El-Rufai was brought before Justice Joyce Abdulmalik and faced a five-count amended charge. When the charges were read to him, he pleaded not guilty to all counts.

At the hearing, counsel to the DSS, Oluwole Aladedoye (SAN), informed the court that the matter was scheduled for the defendant to take his plea. He also revealed that the prosecution had filed a new amended five-count charge on April 13, asking the court to replace the earlier three-count charge.

The defence counsel, Oluwole Iyamu (SAN), confirmed receipt of the amended charge and raised no objection. The court subsequently struck out the initial three-count charge.

Following El-Rufai’s plea, the prosecution requested three consecutive days to begin trial. However, the defence objected, citing logistical challenges. Iyamu told the court that his client was currently in the custody of the Independent Corrupt Practices and Other Related Offences Commission (ICPC), which could make access to him difficult during the proposed trial period.

The defence also drew attention to a bail application filed on February 17. Although a supporting affidavit was initially missing from the court file, the issue was resolved after the matter was briefly stood down. The DSS stated it did not oppose the bail request.

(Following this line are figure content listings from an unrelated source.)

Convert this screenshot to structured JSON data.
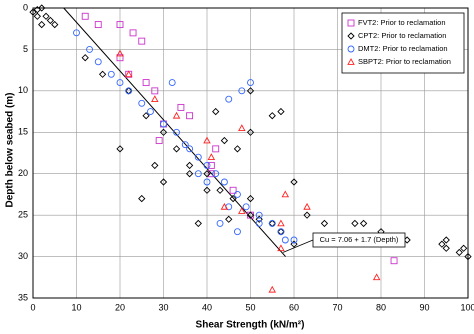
{
  "chart_data": {
    "type": "scatter",
    "x_label": "Shear Strength (kN/m²)",
    "y_label": "Depth below seabed (m)",
    "xlim": [
      0,
      100
    ],
    "ylim": [
      0,
      35
    ],
    "y_inverted": true,
    "grid": true,
    "legend": "top-right",
    "xticks": [
      0,
      10,
      20,
      30,
      40,
      50,
      60,
      70,
      80,
      90,
      100
    ],
    "yticks": [
      0,
      5,
      10,
      15,
      20,
      25,
      30,
      35
    ],
    "annotation": "Cu = 7.06 + 1.7 (Depth)",
    "fit_line": {
      "x": [
        7.06,
        58.06
      ],
      "values": [
        0,
        30
      ]
    },
    "series": [
      {
        "name": "FVT2: Prior to reclamation",
        "color": "#cc33cc",
        "marker": "square",
        "x": [
          12,
          15,
          20,
          23,
          25,
          20,
          22,
          26,
          28,
          34,
          36,
          29,
          30,
          42,
          41,
          46,
          50,
          78,
          83,
          41
        ],
        "values": [
          1,
          2,
          2,
          3,
          4,
          6,
          8,
          9,
          10,
          12,
          13,
          16,
          14,
          17,
          20,
          22,
          25,
          28,
          30.5,
          19
        ]
      },
      {
        "name": "CPT2: Prior to reclamation",
        "color": "#000000",
        "marker": "diamond",
        "x": [
          0,
          1,
          2,
          3,
          2,
          4,
          5,
          1,
          55,
          57,
          50,
          50,
          47,
          60,
          63,
          67,
          74,
          76,
          83,
          86,
          94,
          95,
          99,
          100,
          98,
          30,
          28,
          20,
          25,
          40,
          36,
          44,
          42,
          50,
          45,
          38,
          12,
          16,
          22,
          26,
          30,
          33,
          36,
          40,
          43,
          46,
          50,
          52,
          55,
          57,
          60,
          80,
          95
        ],
        "values": [
          0.5,
          0.2,
          0,
          1,
          2,
          1.5,
          2,
          1,
          13,
          12.5,
          15,
          10,
          17,
          21,
          25,
          26,
          26,
          26,
          28,
          28,
          28.5,
          29,
          29,
          30,
          29.5,
          21,
          19,
          17,
          23,
          22,
          20,
          16,
          12.5,
          23,
          25.5,
          26,
          6,
          8,
          10,
          13,
          15,
          17,
          19,
          20,
          22,
          23,
          25,
          25.5,
          26,
          27,
          28.5,
          27,
          28
        ]
      },
      {
        "name": "DMT2: Prior to reclamation",
        "color": "#3366ff",
        "marker": "circle",
        "x": [
          10,
          13,
          15,
          18,
          20,
          22,
          25,
          27,
          30,
          33,
          35,
          38,
          40,
          42,
          44,
          47,
          49,
          52,
          55,
          57,
          58,
          60,
          50,
          48,
          45,
          32,
          40,
          43,
          45,
          47,
          52,
          38,
          36
        ],
        "values": [
          3,
          5,
          6.5,
          8,
          9,
          10,
          11.5,
          12.5,
          14,
          15,
          16.5,
          18,
          19,
          20,
          21,
          22.5,
          24,
          25,
          26,
          27,
          28,
          28,
          9,
          10,
          11,
          9,
          21,
          26,
          24,
          27,
          26,
          20,
          17
        ]
      },
      {
        "name": "SBPT2: Prior to reclamation",
        "color": "#ff2222",
        "marker": "triangle",
        "x": [
          20,
          22,
          28,
          33,
          40,
          41,
          48,
          44,
          48,
          57,
          57,
          58,
          63,
          79,
          55
        ],
        "values": [
          5.5,
          8,
          11,
          13,
          16,
          18,
          14.5,
          24,
          24.5,
          26,
          29,
          22.5,
          24,
          32.5,
          34
        ]
      }
    ]
  }
}
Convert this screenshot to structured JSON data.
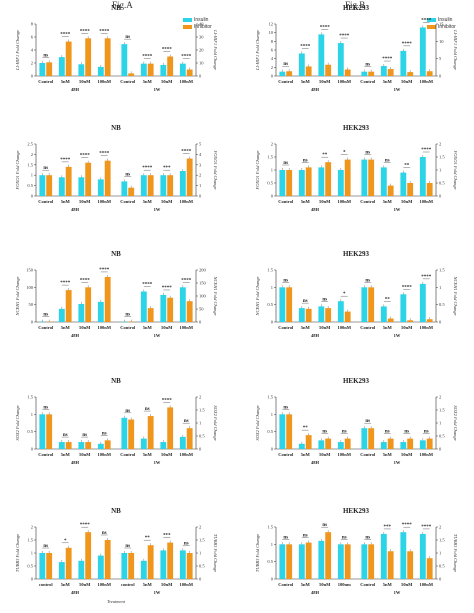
{
  "columns": [
    {
      "title": "Fig.A"
    },
    {
      "title": "Fig.B"
    }
  ],
  "legend": {
    "items": [
      {
        "label": "Insulin",
        "color": "#2bd4e6"
      },
      {
        "label": "Inhibitor",
        "color": "#f0961c"
      }
    ]
  },
  "colors": {
    "insulin": "#2bd4e6",
    "inhibitor": "#f0961c"
  },
  "chart_data": [
    {
      "type": "bar",
      "title": "NB",
      "categories": [
        "Control",
        "5nM",
        "50nM",
        "100nM",
        "Control",
        "5nM",
        "50nM",
        "100nM"
      ],
      "groups": [
        {
          "label": "48H",
          "span": [
            0,
            3
          ]
        },
        {
          "label": "1W",
          "span": [
            4,
            7
          ]
        }
      ],
      "ylabel": "LI-HIF1 Fold Change",
      "y2label": "LI-HIF1 Fold Change",
      "ylim": [
        0,
        8
      ],
      "yticks": [
        0,
        2,
        4,
        6,
        8
      ],
      "y2lim": [
        0,
        40
      ],
      "y2ticks": [
        0,
        10,
        20,
        30,
        40
      ],
      "series": [
        {
          "name": "Insulin",
          "values": [
            2.0,
            2.9,
            1.8,
            1.4,
            4.9,
            1.9,
            1.7,
            1.9
          ]
        },
        {
          "name": "Inhibitor",
          "values": [
            2.1,
            5.3,
            5.8,
            5.8,
            0.4,
            1.9,
            3.0,
            1.0
          ]
        }
      ],
      "significance": [
        "ns",
        "****",
        "****",
        "****",
        "ns",
        "****",
        "****",
        "****"
      ]
    },
    {
      "type": "bar",
      "title": "HEK293",
      "categories": [
        "Control",
        "5nM",
        "50nM",
        "100nM",
        "Control",
        "5nM",
        "50nM",
        "100nM"
      ],
      "groups": [
        {
          "label": "48H",
          "span": [
            0,
            3
          ]
        },
        {
          "label": "1W",
          "span": [
            4,
            7
          ]
        }
      ],
      "ylabel": "LI-HIF1 Fold Change",
      "y2label": "LI-HIF1 Fold Change",
      "ylim": [
        0,
        12
      ],
      "yticks": [
        0,
        2,
        4,
        6,
        8,
        10,
        12
      ],
      "y2lim": [
        0,
        15
      ],
      "y2ticks": [
        0,
        5,
        10,
        15
      ],
      "series": [
        {
          "name": "Insulin",
          "values": [
            1.0,
            5.2,
            9.6,
            7.6,
            1.0,
            2.3,
            5.8,
            11.2
          ]
        },
        {
          "name": "Inhibitor",
          "values": [
            1.1,
            2.2,
            2.6,
            1.5,
            1.0,
            1.6,
            0.9,
            1.1
          ]
        }
      ],
      "significance": [
        "ns",
        "****",
        "****",
        "****",
        "ns",
        "****",
        "****",
        "****"
      ]
    },
    {
      "type": "bar",
      "title": "NB",
      "categories": [
        "Control",
        "5nM",
        "50nM",
        "100nM",
        "Control",
        "5nM",
        "50nM",
        "100nM"
      ],
      "groups": [
        {
          "label": "48H",
          "span": [
            0,
            3
          ]
        },
        {
          "label": "1W",
          "span": [
            4,
            7
          ]
        }
      ],
      "ylabel": "FOXO1 Fold Change",
      "y2label": "FOXO1 Fold Change",
      "ylim": [
        0,
        2.5
      ],
      "yticks": [
        0.0,
        0.5,
        1.0,
        1.5,
        2.0,
        2.5
      ],
      "y2lim": [
        0,
        5
      ],
      "y2ticks": [
        0,
        1,
        2,
        3,
        4,
        5
      ],
      "series": [
        {
          "name": "Insulin",
          "values": [
            1.0,
            0.9,
            0.9,
            0.8,
            0.7,
            1.0,
            1.0,
            1.2
          ]
        },
        {
          "name": "Inhibitor",
          "values": [
            1.0,
            1.4,
            1.6,
            1.7,
            0.4,
            1.0,
            1.0,
            1.8
          ]
        }
      ],
      "significance": [
        "ns",
        "****",
        "****",
        "****",
        "ns",
        "****",
        "***",
        "****"
      ]
    },
    {
      "type": "bar",
      "title": "HEK293",
      "categories": [
        "Control",
        "5nM",
        "50nM",
        "100nM",
        "Control",
        "5nM",
        "50nM",
        "100nM"
      ],
      "groups": [
        {
          "label": "48H",
          "span": [
            0,
            3
          ]
        },
        {
          "label": "1W",
          "span": [
            4,
            7
          ]
        }
      ],
      "ylabel": "FOXO1 Fold Change",
      "y2label": "FOXO1 Fold Change",
      "ylim": [
        0,
        2.0
      ],
      "yticks": [
        0.0,
        0.5,
        1.0,
        1.5,
        2.0
      ],
      "y2lim": [
        0,
        2.0
      ],
      "y2ticks": [
        0.0,
        0.5,
        1.0,
        1.5,
        2.0
      ],
      "series": [
        {
          "name": "Insulin",
          "values": [
            1.0,
            1.0,
            1.1,
            1.0,
            1.4,
            1.1,
            0.9,
            1.5
          ]
        },
        {
          "name": "Inhibitor",
          "values": [
            1.0,
            1.1,
            1.3,
            1.4,
            1.4,
            0.4,
            0.5,
            0.5
          ]
        }
      ],
      "significance": [
        "ns",
        "ns",
        "**",
        "*",
        "ns",
        "ns",
        "**",
        "****"
      ]
    },
    {
      "type": "bar",
      "title": "NB",
      "categories": [
        "Control",
        "5nM",
        "50nM",
        "100nM",
        "Control",
        "5nM",
        "50nM",
        "100nM"
      ],
      "groups": [
        {
          "label": "48H",
          "span": [
            0,
            3
          ]
        },
        {
          "label": "1W",
          "span": [
            4,
            7
          ]
        }
      ],
      "ylabel": "NCEH1 Fold Change",
      "y2label": "NCEH1 Fold Change",
      "ylim": [
        0,
        150
      ],
      "yticks": [
        0,
        50,
        100,
        150
      ],
      "y2lim": [
        0,
        200
      ],
      "y2ticks": [
        0,
        50,
        100,
        150,
        200
      ],
      "series": [
        {
          "name": "Insulin",
          "values": [
            1,
            38,
            52,
            58,
            1,
            88,
            78,
            100
          ]
        },
        {
          "name": "Inhibitor",
          "values": [
            1,
            92,
            100,
            130,
            1,
            40,
            70,
            60
          ]
        }
      ],
      "significance": [
        "ns",
        "****",
        "****",
        "****",
        "ns",
        "****",
        "****",
        "****"
      ]
    },
    {
      "type": "bar",
      "title": "HEK293",
      "categories": [
        "Control",
        "5nM",
        "50nM",
        "100nM",
        "Control",
        "5nM",
        "50nM",
        "100nM"
      ],
      "groups": [
        {
          "label": "48H",
          "span": [
            0,
            3
          ]
        },
        {
          "label": "1W",
          "span": [
            4,
            7
          ]
        }
      ],
      "ylabel": "NCEH1 Fold Change",
      "y2label": "NCEH1 Fold Change",
      "ylim": [
        0,
        1.5
      ],
      "yticks": [
        0.0,
        0.5,
        1.0,
        1.5
      ],
      "y2lim": [
        0,
        1.5
      ],
      "y2ticks": [
        0.0,
        0.5,
        1.0,
        1.5
      ],
      "series": [
        {
          "name": "Insulin",
          "values": [
            1.0,
            0.4,
            0.45,
            0.6,
            1.0,
            0.45,
            0.8,
            1.1
          ]
        },
        {
          "name": "Inhibitor",
          "values": [
            1.0,
            0.38,
            0.4,
            0.3,
            1.0,
            0.1,
            0.05,
            0.08
          ]
        }
      ],
      "significance": [
        "ns",
        "ns",
        "ns",
        "*",
        "ns",
        "**",
        "****",
        "****"
      ]
    },
    {
      "type": "bar",
      "title": "NB",
      "categories": [
        "Control",
        "5nM",
        "50nM",
        "100nM",
        "Control",
        "5nM",
        "50nM",
        "100nM"
      ],
      "groups": [
        {
          "label": "48H",
          "span": [
            0,
            3
          ]
        },
        {
          "label": "1W",
          "span": [
            4,
            7
          ]
        }
      ],
      "ylabel": "SOX2 Fold Change",
      "y2label": "SOX2 Fold Change",
      "ylim": [
        0,
        1.5
      ],
      "yticks": [
        0.0,
        0.5,
        1.0,
        1.5
      ],
      "y2lim": [
        0,
        2.0
      ],
      "y2ticks": [
        0.0,
        0.5,
        1.0,
        1.5,
        2.0
      ],
      "series": [
        {
          "name": "Insulin",
          "values": [
            1.0,
            0.2,
            0.2,
            0.15,
            0.9,
            0.3,
            0.2,
            0.35
          ]
        },
        {
          "name": "Inhibitor",
          "values": [
            1.0,
            0.2,
            0.2,
            0.25,
            0.85,
            0.95,
            1.2,
            0.6
          ]
        }
      ],
      "significance": [
        "ns",
        "ns",
        "ns",
        "ns",
        "ns",
        "ns",
        "****",
        "ns"
      ]
    },
    {
      "type": "bar",
      "title": "HEK293",
      "categories": [
        "Control",
        "5nM",
        "50nM",
        "100nM",
        "Control",
        "5nM",
        "50nM",
        "100nM"
      ],
      "groups": [
        {
          "label": "48H",
          "span": [
            0,
            3
          ]
        },
        {
          "label": "1W",
          "span": [
            4,
            7
          ]
        }
      ],
      "ylabel": "SOX2 Fold Change",
      "y2label": "SOX2 Fold Change",
      "ylim": [
        0,
        1.5
      ],
      "yticks": [
        0.0,
        0.5,
        1.0,
        1.5
      ],
      "y2lim": [
        0,
        2.0
      ],
      "y2ticks": [
        0.0,
        0.5,
        1.0,
        1.5,
        2.0
      ],
      "series": [
        {
          "name": "Insulin",
          "values": [
            1.0,
            0.15,
            0.25,
            0.2,
            0.6,
            0.2,
            0.2,
            0.25
          ]
        },
        {
          "name": "Inhibitor",
          "values": [
            1.0,
            0.4,
            0.3,
            0.3,
            0.6,
            0.3,
            0.3,
            0.3
          ]
        }
      ],
      "significance": [
        "ns",
        "**",
        "ns",
        "ns",
        "ns",
        "ns",
        "ns",
        "ns"
      ]
    },
    {
      "type": "bar",
      "title": "NB",
      "categories": [
        "control",
        "5nM",
        "50nM",
        "100nM",
        "control",
        "5nM",
        "50nM",
        "100nM"
      ],
      "groups": [
        {
          "label": "48H",
          "span": [
            0,
            3
          ]
        },
        {
          "label": "1W",
          "span": [
            4,
            7
          ]
        }
      ],
      "xlabel": "Treatment",
      "ylabel": "TUBB3 Fold Change",
      "y2label": "TUBB3 Fold Change",
      "ylim": [
        0,
        2.0
      ],
      "yticks": [
        0.0,
        0.5,
        1.0,
        1.5,
        2.0
      ],
      "y2lim": [
        0,
        2.0
      ],
      "y2ticks": [
        0.0,
        0.5,
        1.0,
        1.5,
        2.0
      ],
      "series": [
        {
          "name": "Insulin",
          "values": [
            1.0,
            0.65,
            0.7,
            0.9,
            1.0,
            0.7,
            1.1,
            1.1
          ]
        },
        {
          "name": "Inhibitor",
          "values": [
            1.0,
            1.2,
            1.8,
            1.5,
            1.0,
            1.3,
            1.4,
            1.0
          ]
        }
      ],
      "significance": [
        "ns",
        "*",
        "****",
        "ns",
        "ns",
        "**",
        "***",
        "ns"
      ]
    },
    {
      "type": "bar",
      "title": "HEK293",
      "categories": [
        "Control",
        "5nM",
        "50nM",
        "100nm",
        "Control",
        "5nM",
        "50nM",
        "100nM"
      ],
      "groups": [
        {
          "label": "48H",
          "span": [
            0,
            3
          ]
        },
        {
          "label": "1W",
          "span": [
            4,
            7
          ]
        }
      ],
      "ylabel": "TUBB3 Fold Change",
      "y2label": "TUBB3 Fold Change",
      "ylim": [
        0,
        1.5
      ],
      "yticks": [
        0.0,
        0.5,
        1.0,
        1.5
      ],
      "y2lim": [
        0,
        2.0
      ],
      "y2ticks": [
        0.0,
        0.5,
        1.0,
        1.5,
        2.0
      ],
      "series": [
        {
          "name": "Insulin",
          "values": [
            1.0,
            1.0,
            1.1,
            1.0,
            1.0,
            1.3,
            1.35,
            1.3
          ]
        },
        {
          "name": "Inhibitor",
          "values": [
            1.0,
            1.05,
            1.35,
            1.0,
            1.0,
            0.8,
            0.8,
            0.6
          ]
        }
      ],
      "significance": [
        "ns",
        "ns",
        "ns",
        "ns",
        "ns",
        "***",
        "****",
        "****"
      ]
    }
  ]
}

Meanwhile, the prosecution applied for an order to protect the identities of two witnesses expected to testify. It requested that their names be concealed in public records and that pseudonyms be used during proceedings, citing security concerns and the potential risk to the witnesses’ families.

The defence opposed the request, arguing that it is the constitutional right of an accused person to know the identity of their accusers. Iyamu maintained that there was no evidence suggesting that El-Rufai posed any threat or had a following capable of endangering witnesses. He warned that granting anonymity could unfairly prejudice the defendant.

In addition, the defence asked the court to compel the prosecution to provide all relevant evidence needed to prepare for trial. The prosecution opposed this request, arguing that the documents sought were not part of the materials filed before the court.

The defence also informed the court of a separate application to quash the charges. Legal arguments followed, with the prosecution contending that such an application cannot be filed after a plea has already been taken. The defence responded on points of law.

Justice Abdulmalik is expected to rule on the various applications and adjourn the case for further proceedings.